Traditionally, an estate plan might also have been viewed as something reserved for the mega-wealthy, or the Boomer generation. But that’s no longer the case. The desire to implement a well-thought-out estate plan is fast-gaining momentum across the younger generations who want to ensure they have a direct say in the financial fate of their property, business, and family — all the things they have worked so hard to build and sustain.
Just prior to Covid-19, it was estimated that only 30% of South Africans had a basic will in place, but I’d be curious to see how much this will have increased by at the end of 2022.
Working with an expert
Trying to do everything yourself will put you on a sure path to burnout, especially when it comes to managing your finances effectively in the new year.
Over the next 12 months, consumers are going to get more proactive, by seeking second opinions and enlisting the help of a qualified professional who can guide them with their money choices. South Africa boasts a strong pool of FPI (Financial Planning Institute) accredited advisors and wealth managers, so why not?
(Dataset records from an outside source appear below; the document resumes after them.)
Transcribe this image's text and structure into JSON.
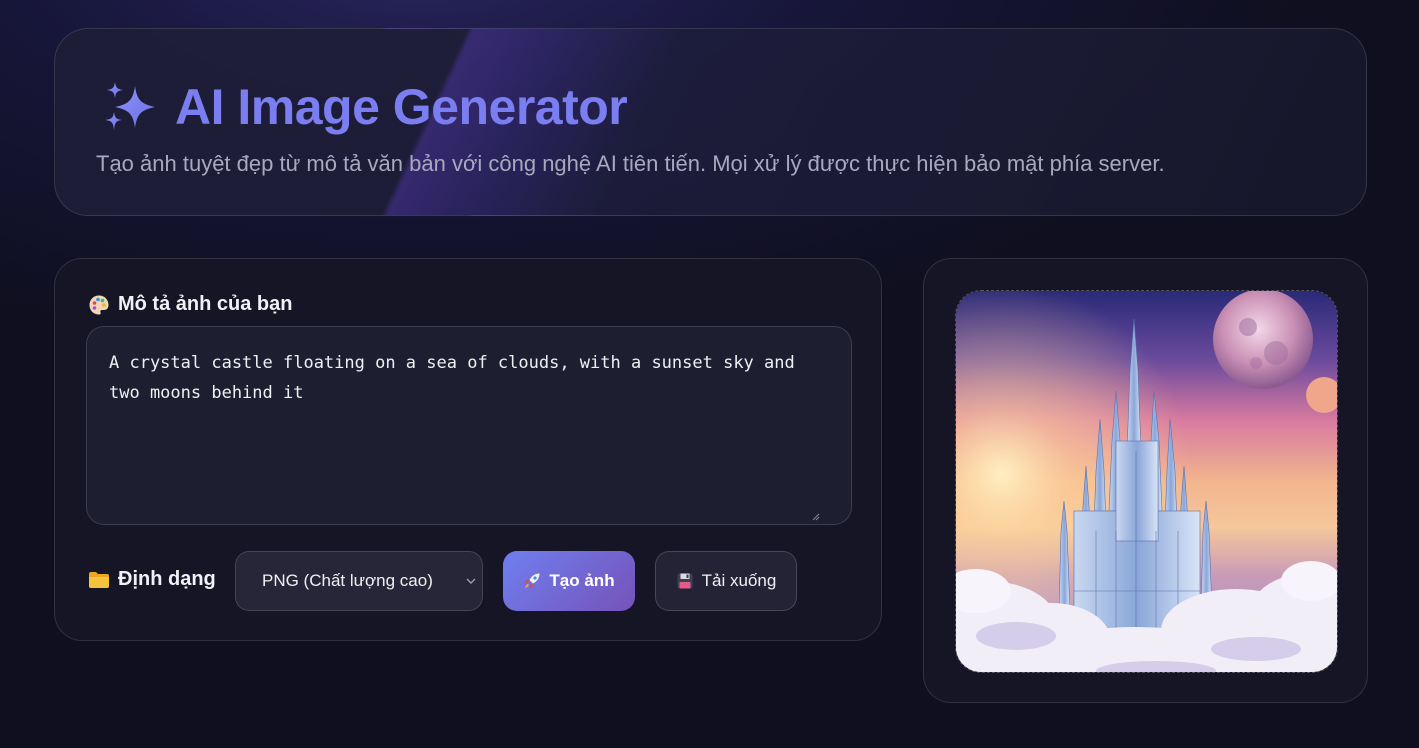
{
  "header": {
    "title": "AI Image Generator",
    "subtitle": "Tạo ảnh tuyệt đẹp từ mô tả văn bản với công nghệ AI tiên tiến. Mọi xử lý được thực hiện bảo mật phía server.",
    "icon": "sparkles-icon"
  },
  "prompt": {
    "label": "Mô tả ảnh của bạn",
    "icon": "palette-icon",
    "value": "A crystal castle floating on a sea of clouds, with a sunset sky and two moons behind it"
  },
  "format": {
    "label": "Định dạng",
    "icon": "folder-icon",
    "selected": "PNG (Chất lượng cao)"
  },
  "actions": {
    "generate_label": "Tạo ảnh",
    "generate_icon": "rocket-icon",
    "download_label": "Tải xuống",
    "download_icon": "floppy-disk-icon"
  },
  "result": {
    "image": "generated-castle-image"
  },
  "colors": {
    "accent": "#7b7ef0",
    "button_gradient_start": "#6f7ff0",
    "button_gradient_end": "#7652b8",
    "background": "#0f0f1f"
  }
}
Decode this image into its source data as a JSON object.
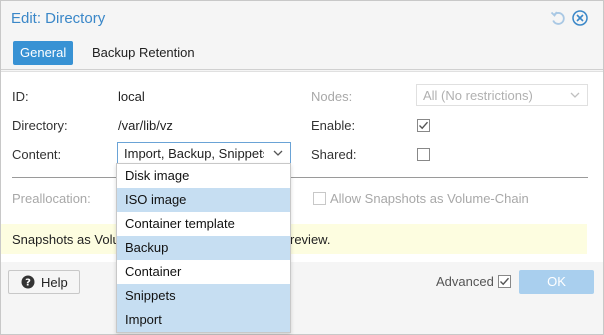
{
  "window": {
    "title": "Edit: Directory"
  },
  "tabs": [
    {
      "label": "General"
    },
    {
      "label": "Backup Retention"
    }
  ],
  "form": {
    "id_label": "ID:",
    "id_value": "local",
    "directory_label": "Directory:",
    "directory_value": "/var/lib/vz",
    "content_label": "Content:",
    "content_value": "Import, Backup, Snippets",
    "nodes_label": "Nodes:",
    "nodes_value": "All (No restrictions)",
    "enable_label": "Enable:",
    "enable_checked": true,
    "shared_label": "Shared:",
    "shared_checked": false,
    "preallocation_label": "Preallocation:",
    "snapshots_label": "Allow Snapshots as Volume-Chain",
    "info_text": "Snapshots as Volu",
    "info_text_tail": "review."
  },
  "footer": {
    "help_label": "Help",
    "advanced_label": "Advanced",
    "advanced_checked": true,
    "ok_label": "OK"
  },
  "dropdown": {
    "items": [
      {
        "label": "Disk image",
        "selected": false
      },
      {
        "label": "ISO image",
        "selected": true
      },
      {
        "label": "Container template",
        "selected": false
      },
      {
        "label": "Backup",
        "selected": true
      },
      {
        "label": "Container",
        "selected": false
      },
      {
        "label": "Snippets",
        "selected": true
      },
      {
        "label": "Import",
        "selected": true
      }
    ]
  },
  "colors": {
    "accent": "#3892d4",
    "title": "#3a87c8",
    "selected_item": "#c6def2",
    "ok_button": "#a9cfee",
    "info_bg": "#fdfde0"
  },
  "icons": {
    "reset": "undo-icon",
    "close": "close-circle-icon",
    "help": "question-circle-icon",
    "combo": "chevron-down-icon"
  }
}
Over the last two years, we’ve all learnt the value of surrounding ourselves with people we can trust and who will willingly offer support when we’re feeling stuck and uncertain. There’s no reason to try and go it alone when there are plenty of seasoned experts who can help you. In saying this, I also foresee 2022 being an important year for breaking stigmas around us not speaking openly about our financial challenges. There’s no longer a need to suffer in silence, or to feel embarrassed or deep shame around your money choices.
In the new year, discussions with advisors, wealth managers, trusted friends and mentors are poised to be more honest and intentional as consumers place higher value on educating themselves to make better-informed financial decisions.
The bottom line...
As the world continues its slow drift to re-opening in 2022, we will hopefully see investments and savings trending upwards, and personal debt starting to trend downwards
Everyone has the opportunity to make some real progress on their journey this year, and the sooner you take the steps needed to manage your business, career, and money responsibly, the better. Just remember, you don’t have to do everything at once.
There’s a lot you can do to improve your financial health by taking it one step at a time.